Search for the FLAN-T5-XL model in SageMaker JumpStart.
Choose Deploy to configure the FLAN-T5-XL model.
Verify that the template is successfully deployed and the endpoint is active.
Create an Amazon Lex bot
To create an Amazon Lex bot, follow these steps:
- On the Amazon Lex console, choose Create a robot.
- For Robot nameenter a name.
- For Execution roleselect Create a role with basic Amazon Lex permissions.
- Specify your language settings, then choose Do.
- Add an example statement in the
NewIntent
User interface and choose Save intent. - Access the
FallbackIntent
which was created for you by default and switch Active in the Accomplishment section. - Choose Build and once the construction is successful, choose Test.
- Before testing, choose the gear icon.
- Specify the AWS Lambda function that will interact with MongoDB Atlas and the LLM to provide answers. To create the lambda function, follow these steps.
- You can now interact with the LLM.
To clean
To clean up your resources, follow these steps:
- Remove the Amazon Lex bot.
- Delete the Lambda function.
- Remove the LLM SageMaker endpoint.
- Remove the SageMaker endpoint from the integration template.
- Delete the MongoDB Atlas cluster.
Conclusion
In the article, we showed how to create a simple bot that uses MongoDB Atlas semantic search and integrates with a SageMaker JumpStart template. This bot allows you to quickly prototype user interaction with different LLMs in SageMaker Jumpstart while associating them with context from MongoDB Atlas.
As always, AWS welcomes your feedback. Please leave your comments and questions in the comments section.
About the authors

Igor Alekseev is a Senior Partner Solutions Architect at AWS in the data and analytics space.

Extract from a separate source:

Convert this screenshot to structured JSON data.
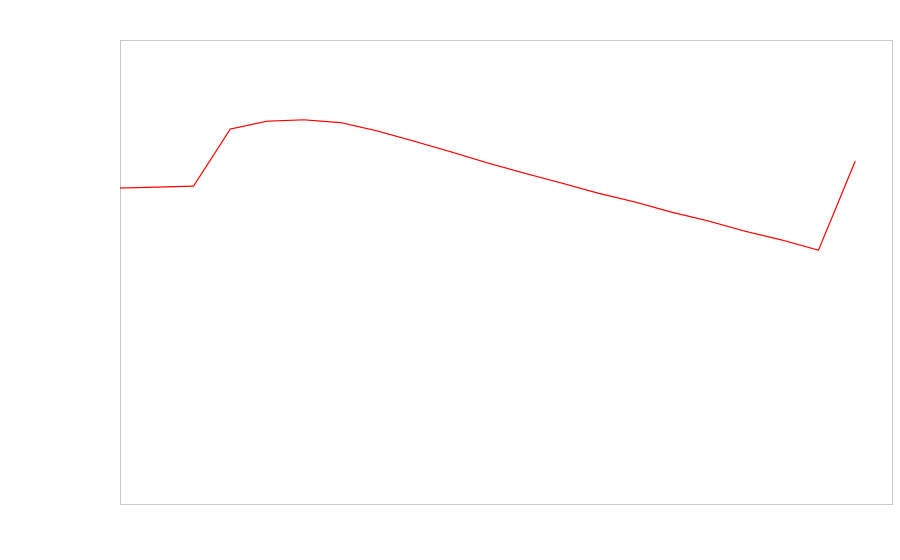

In his role, Igor works with strategic partners to help them create complex architectures optimized for AWS. Before joining AWS, as a Data/Solutions Architect, he implemented numerous projects in the Big Data space, including several data lakes in the Hadoop ecosystem. As a data engineer, he has been involved in applying AI/ML to fraud detection and office automation.

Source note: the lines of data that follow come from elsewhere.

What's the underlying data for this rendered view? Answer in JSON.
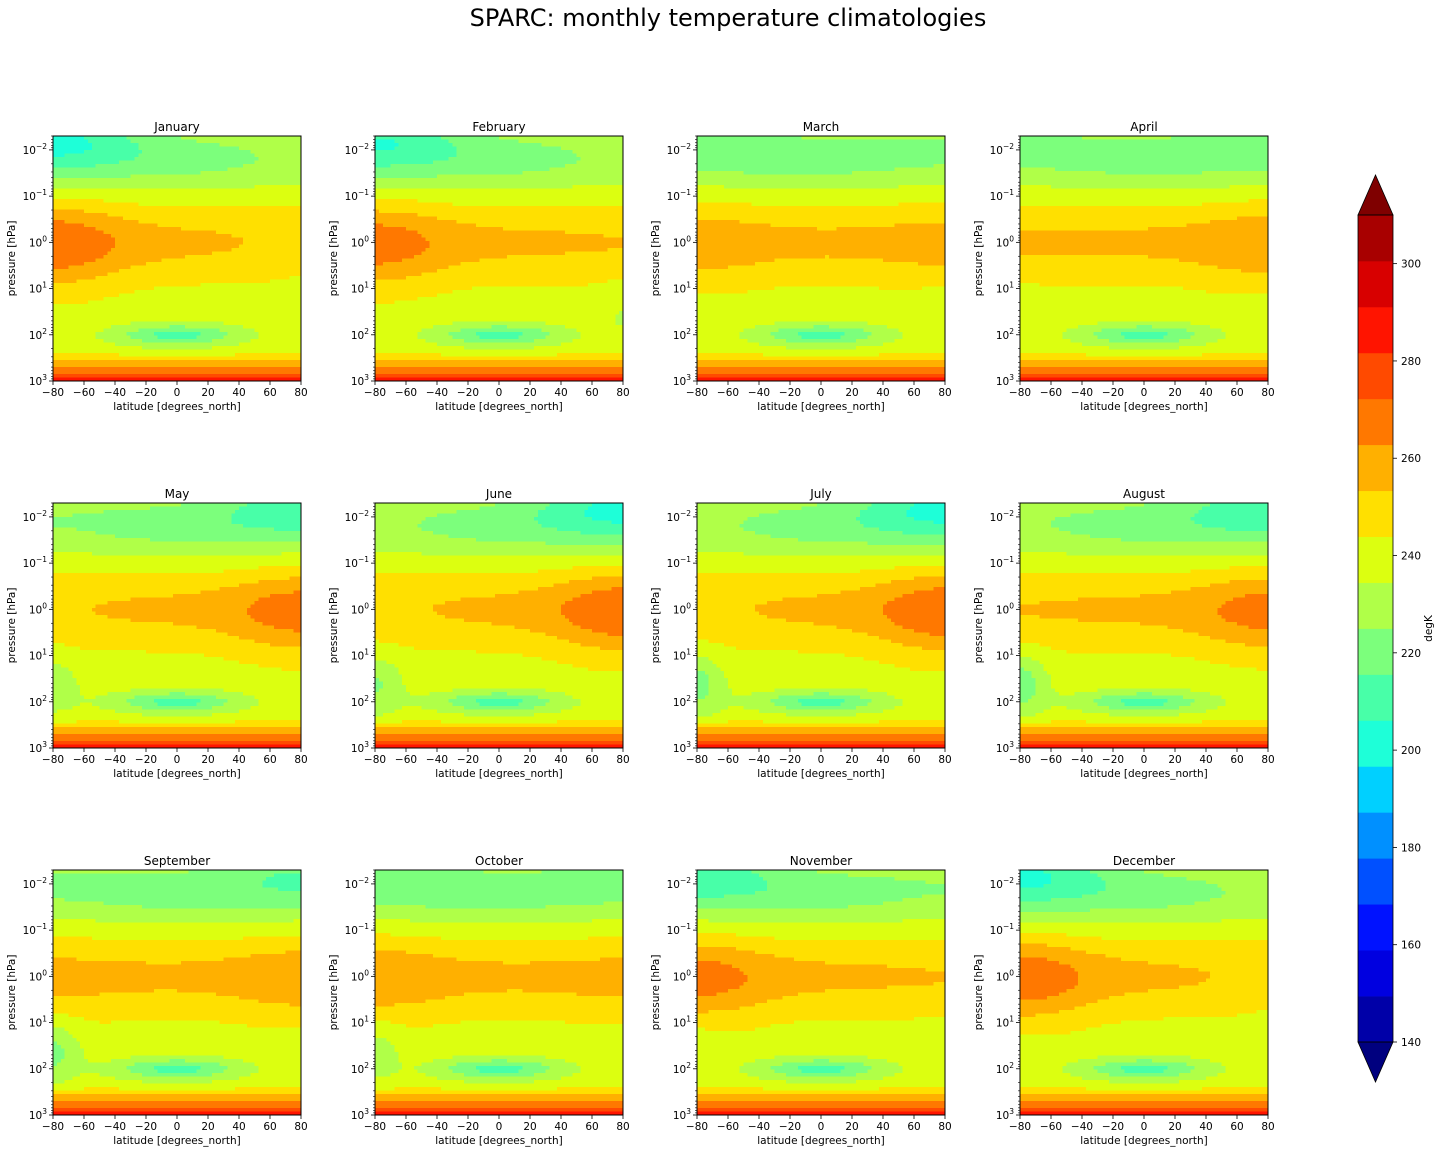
{
  "chart_data": {
    "type": "heatmap",
    "subtype": "filled-contour small multiples",
    "title": "SPARC: monthly temperature climatologies",
    "xlabel": "latitude [degrees_north]",
    "ylabel": "pressure [hPa]",
    "x_ticks": [
      "−80",
      "−60",
      "−40",
      "−20",
      "0",
      "20",
      "40",
      "60",
      "80"
    ],
    "x_tick_values": [
      -80,
      -60,
      -40,
      -20,
      0,
      20,
      40,
      60,
      80
    ],
    "xlim": [
      -80,
      80
    ],
    "y_scale": "log",
    "y_inverted": true,
    "ylim": [
      1000,
      0.005
    ],
    "y_tick_values": [
      0.01,
      0.1,
      1,
      10,
      100,
      1000
    ],
    "y_tick_exponents": [
      "−2",
      "−1",
      "0",
      "1",
      "2",
      "3"
    ],
    "y_tick_base": "10",
    "panels": [
      {
        "month": "January",
        "south_strat_warm": 1.0,
        "north_strat_warm": 0.05,
        "south_upper_cold": 1.0,
        "north_upper_cold": 0.0,
        "south_tropo_cold": 0.0,
        "north_tropo_cold": 0.3
      },
      {
        "month": "February",
        "south_strat_warm": 0.85,
        "north_strat_warm": 0.15,
        "south_upper_cold": 0.9,
        "north_upper_cold": 0.0,
        "south_tropo_cold": 0.0,
        "north_tropo_cold": 0.35
      },
      {
        "month": "March",
        "south_strat_warm": 0.45,
        "north_strat_warm": 0.35,
        "south_upper_cold": 0.45,
        "north_upper_cold": 0.2,
        "south_tropo_cold": 0.1,
        "north_tropo_cold": 0.25
      },
      {
        "month": "April",
        "south_strat_warm": 0.2,
        "north_strat_warm": 0.55,
        "south_upper_cold": 0.25,
        "north_upper_cold": 0.4,
        "south_tropo_cold": 0.25,
        "north_tropo_cold": 0.1
      },
      {
        "month": "May",
        "south_strat_warm": 0.1,
        "north_strat_warm": 0.85,
        "south_upper_cold": 0.1,
        "north_upper_cold": 0.75,
        "south_tropo_cold": 0.55,
        "north_tropo_cold": 0.0
      },
      {
        "month": "June",
        "south_strat_warm": 0.05,
        "north_strat_warm": 1.0,
        "south_upper_cold": 0.0,
        "north_upper_cold": 1.0,
        "south_tropo_cold": 0.75,
        "north_tropo_cold": 0.0
      },
      {
        "month": "July",
        "south_strat_warm": 0.05,
        "north_strat_warm": 1.0,
        "south_upper_cold": 0.0,
        "north_upper_cold": 1.0,
        "south_tropo_cold": 0.9,
        "north_tropo_cold": 0.0
      },
      {
        "month": "August",
        "south_strat_warm": 0.15,
        "north_strat_warm": 0.8,
        "south_upper_cold": 0.05,
        "north_upper_cold": 0.8,
        "south_tropo_cold": 1.0,
        "north_tropo_cold": 0.0
      },
      {
        "month": "September",
        "south_strat_warm": 0.3,
        "north_strat_warm": 0.5,
        "south_upper_cold": 0.2,
        "north_upper_cold": 0.55,
        "south_tropo_cold": 0.85,
        "north_tropo_cold": 0.05
      },
      {
        "month": "October",
        "south_strat_warm": 0.55,
        "north_strat_warm": 0.3,
        "south_upper_cold": 0.45,
        "north_upper_cold": 0.3,
        "south_tropo_cold": 0.5,
        "north_tropo_cold": 0.1
      },
      {
        "month": "November",
        "south_strat_warm": 0.8,
        "north_strat_warm": 0.15,
        "south_upper_cold": 0.75,
        "north_upper_cold": 0.1,
        "south_tropo_cold": 0.2,
        "north_tropo_cold": 0.2
      },
      {
        "month": "December",
        "south_strat_warm": 0.95,
        "north_strat_warm": 0.05,
        "south_upper_cold": 0.95,
        "north_upper_cold": 0.0,
        "south_tropo_cold": 0.05,
        "north_tropo_cold": 0.3
      }
    ],
    "colorbar": {
      "label": "degK",
      "vmin": 140,
      "vmax": 310,
      "step": 10,
      "extend": "both",
      "tick_values": [
        140,
        160,
        180,
        200,
        220,
        240,
        260,
        280,
        300
      ],
      "level_colors": [
        "#0000a8",
        "#0000e0",
        "#0012ff",
        "#0050ff",
        "#0090ff",
        "#00d0ff",
        "#1effd8",
        "#48ffa8",
        "#7cff7c",
        "#b0ff48",
        "#dcff10",
        "#ffe000",
        "#ffb000",
        "#ff7800",
        "#ff4a00",
        "#ff1400",
        "#d80000",
        "#a80000"
      ],
      "under_color": "#00007f",
      "over_color": "#7f0000"
    }
  }
}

Babu Srinivasan is a Senior Partner Solutions Architect at MongoDB. In his current role, he works with AWS to create the technical integrations and reference architectures for AWS and MongoDB solutions. He has over two decades of experience in database and cloud technologies. He is passionate about providing technical solutions to clients working with multiple Global Systems Integrators (GSIs) across multiple geographies.